Based on an interdisciplinary and cross-institutional research project (2014-7) assessing international investment treaty dispute management more broadly, this paper (abridged from a related project) introduces part of our joint project examining key questions around the effect of investment treaties and some of their provisions on direct investment flows. It focuses on the vexed question of whether offering treaty-based Investor-State Dispute Settlement (‘ISDS’) leads to significant increases in inbound foreign direct investment (FDI), in light of the persistent public debate about the merits of this procedural option for enforcing substantive commitments made by host states.
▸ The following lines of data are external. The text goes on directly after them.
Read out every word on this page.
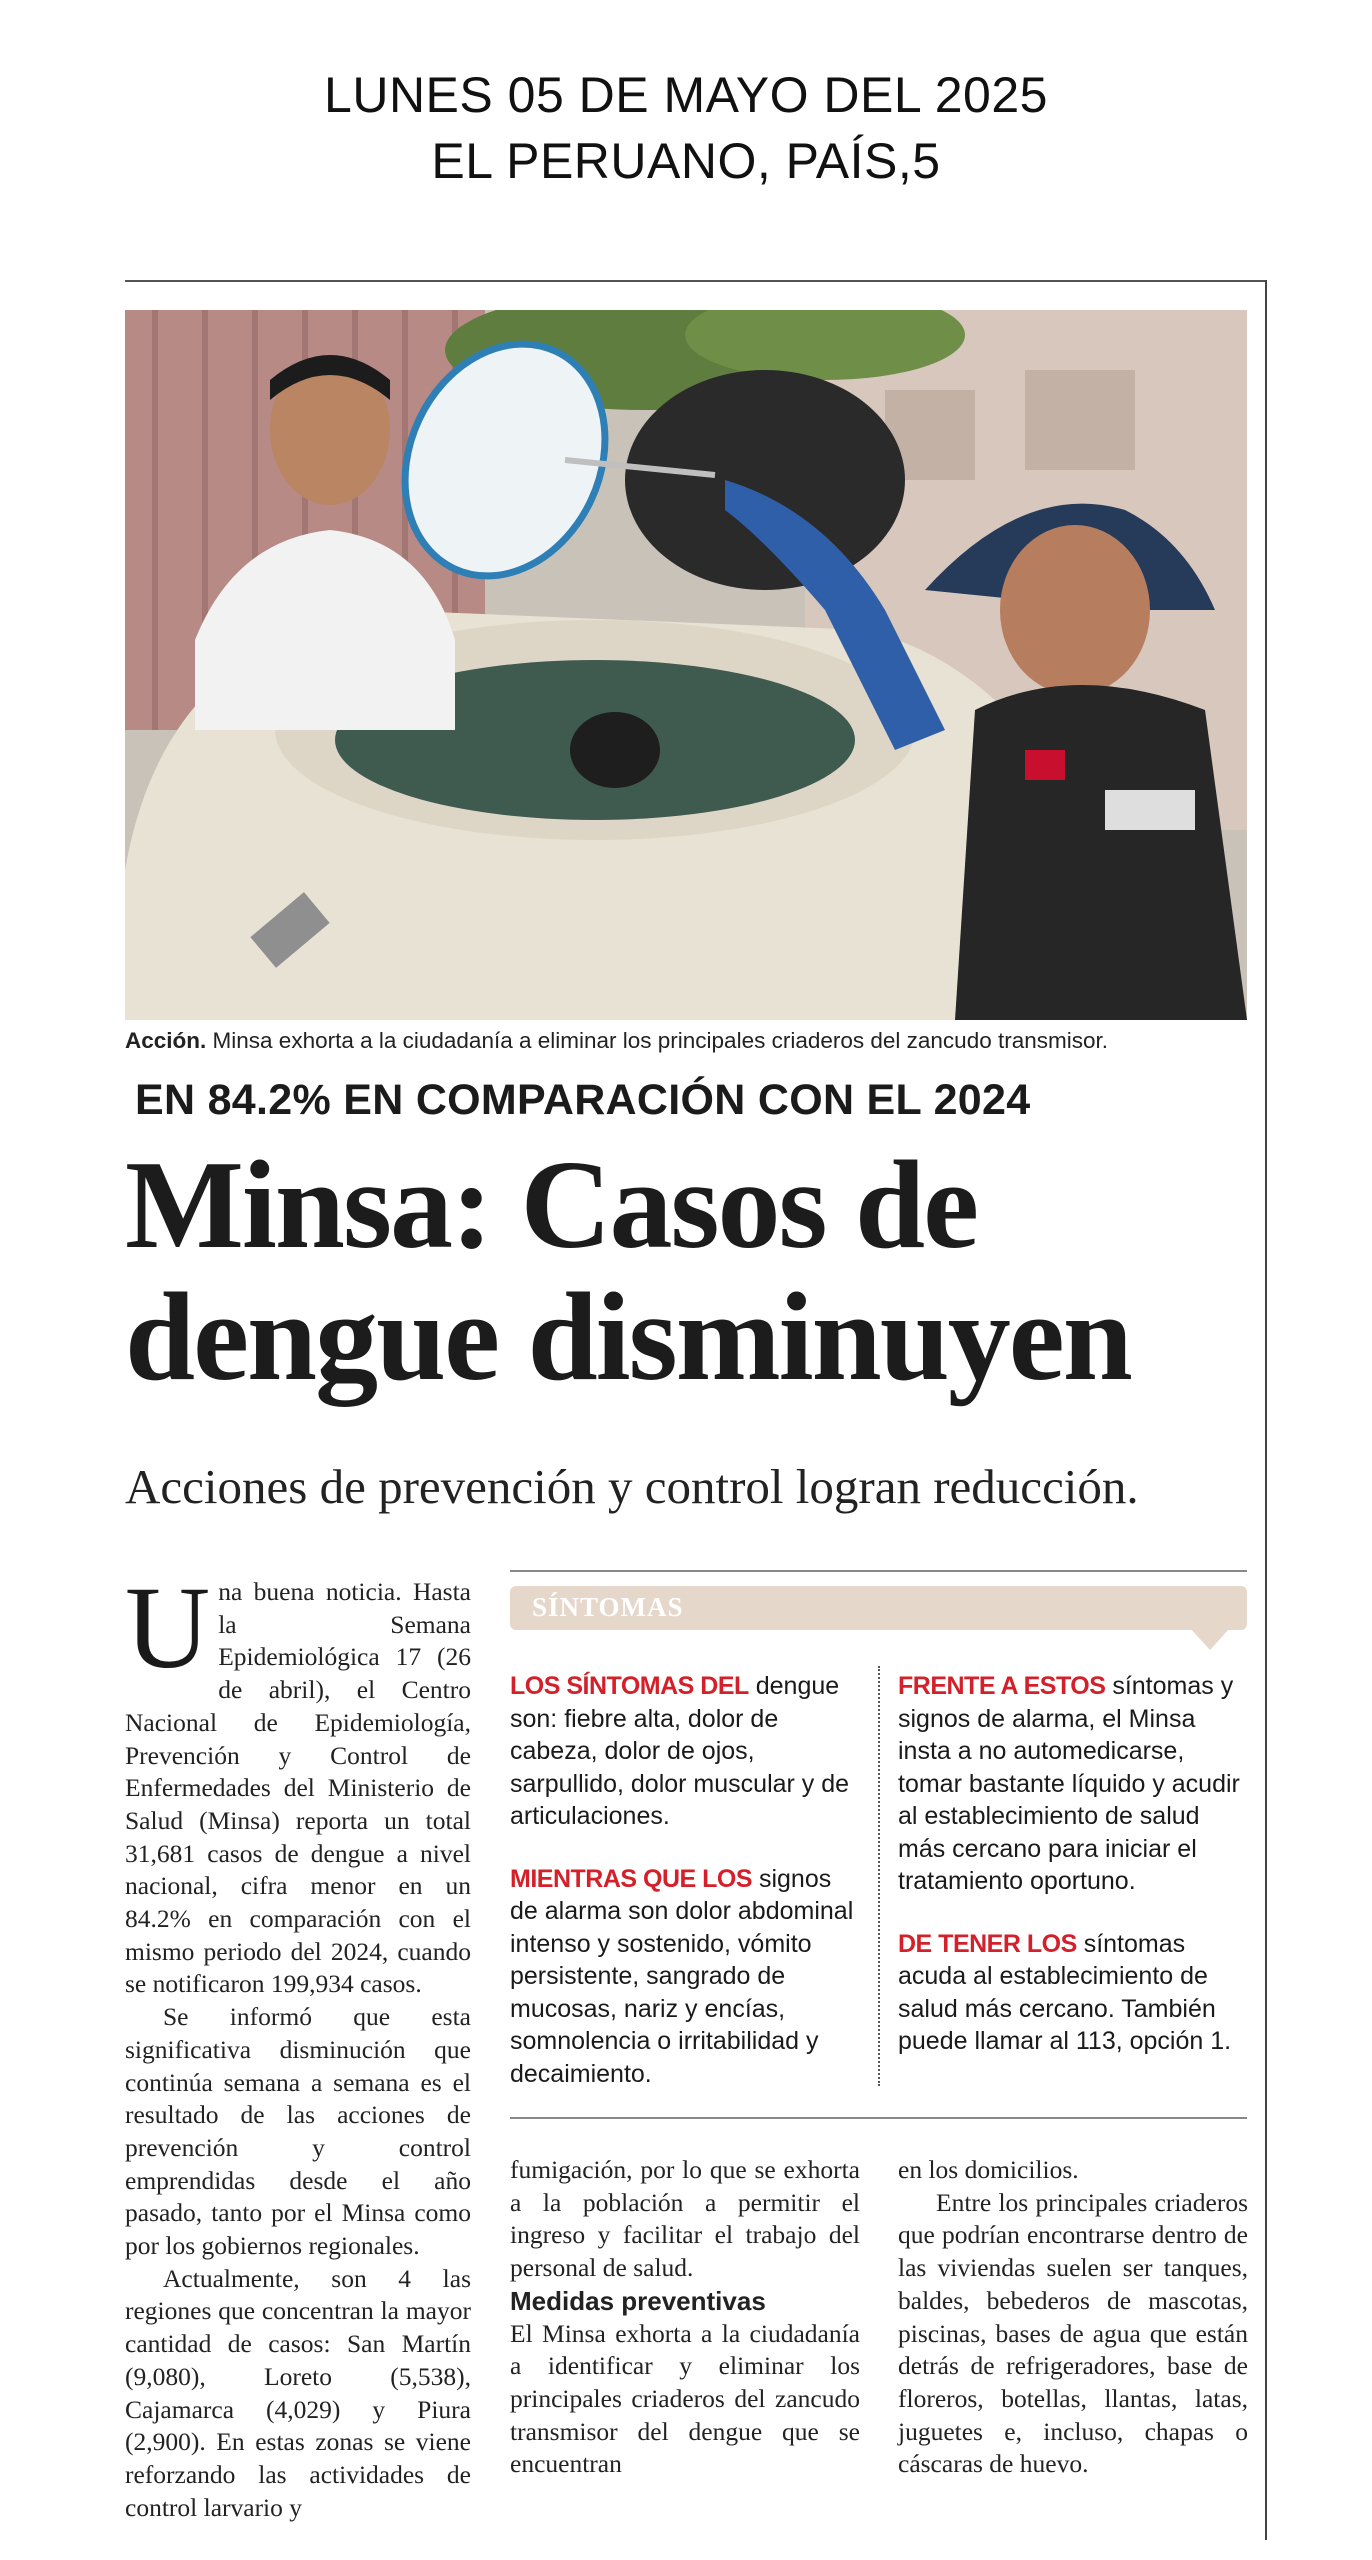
LUNES 05 DE MAYO DEL 2025
EL PERUANO, PAÍS,5
Acción. Minsa exhorta a la ciudadanía a eliminar los principales criaderos del zancudo transmisor.
EN 84.2% EN COMPARACIÓN CON EL 2024
Minsa: Casos de
dengue disminuyen
Acciones de prevención y control logran reducción.

Una buena noticia. Hasta la Semana Epidemiológica 17 (26 de abril), el Centro Nacional de Epidemiología, Prevención y Control de Enfermedades del Ministerio de Salud (Minsa) reporta un total 31,681 casos de dengue a nivel nacional, cifra menor en un 84.2% en comparación con el mismo periodo del 2024, cuando se notificaron 199,934 casos.

Se informó que esta significativa disminución que continúa semana a semana es el resultado de las acciones de prevención y control emprendidas desde el año pasado, tanto por el Minsa como por los gobiernos regionales.

Actualmente, son 4 las regiones que concentran la mayor cantidad de casos: San Martín (9,080), Loreto (5,538), Cajamarca (4,029) y Piura (2,900). En estas zonas se viene reforzando las actividades de control larvario y

SÍNTOMAS

LOS SÍNTOMAS DEL dengue son: fiebre alta, dolor de cabeza, dolor de ojos, sarpullido, dolor muscular y de articulaciones.

MIENTRAS QUE LOS signos de alarma son dolor abdominal intenso y sostenido, vómito persistente, sangrado de mucosas, nariz y encías, somnolencia o irritabilidad y decaimiento.

FRENTE A ESTOS síntomas y signos de alarma, el Minsa insta a no automedicarse, tomar bastante líquido y acudir al establecimiento de salud más cercano para iniciar el tratamiento oportuno.

DE TENER LOS síntomas acuda al establecimiento de salud más cercano. También puede llamar al 113, opción 1.

fumigación, por lo que se exhorta a la población a permitir el ingreso y facilitar el trabajo del personal de salud.

Medidas preventivas

El Minsa exhorta a la ciudadanía a identificar y eliminar los principales criaderos del zancudo transmisor del dengue que se encuentran

en los domicilios.

Entre los principales criaderos que podrían encontrarse dentro de las viviendas suelen ser tanques, baldes, bebederos de mascotas, piscinas, bases de agua que están detrás de refrigeradores, base de floreros, botellas, llantas, latas, juguetes e, incluso, chapas o cáscaras de huevo.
Overall, our econometric analysis generates complex implications for policy-makers reassessing the historical impact of ISDS in order to decide whether and how to include different forms of such procedural provisions in future investment treaties. Skeptics can point to counter-intuitive results indicating that weaker-form ISDS and/or substantive provisions seem to have stronger and more robust impact, especially since the turn of this century. Proponents can point to results indicating that there has still been a positive and significant impact from stronger provisions, including from full-scale ISDS provisions in promptly ratified treaties concluded between OECD and non-OECD countries. Although our baseline model specification has generally dealt effectively with the endogeneity problem characteristic of this field, further variables impacting on FDI may be investigated (notably, double tax treaties) and data limitations remain (notably, FDI outflows from non-OECD countries and sectoral-level data). This econometric analysis can therefore be usefully complemented by the qualitative research component of our ongoing project.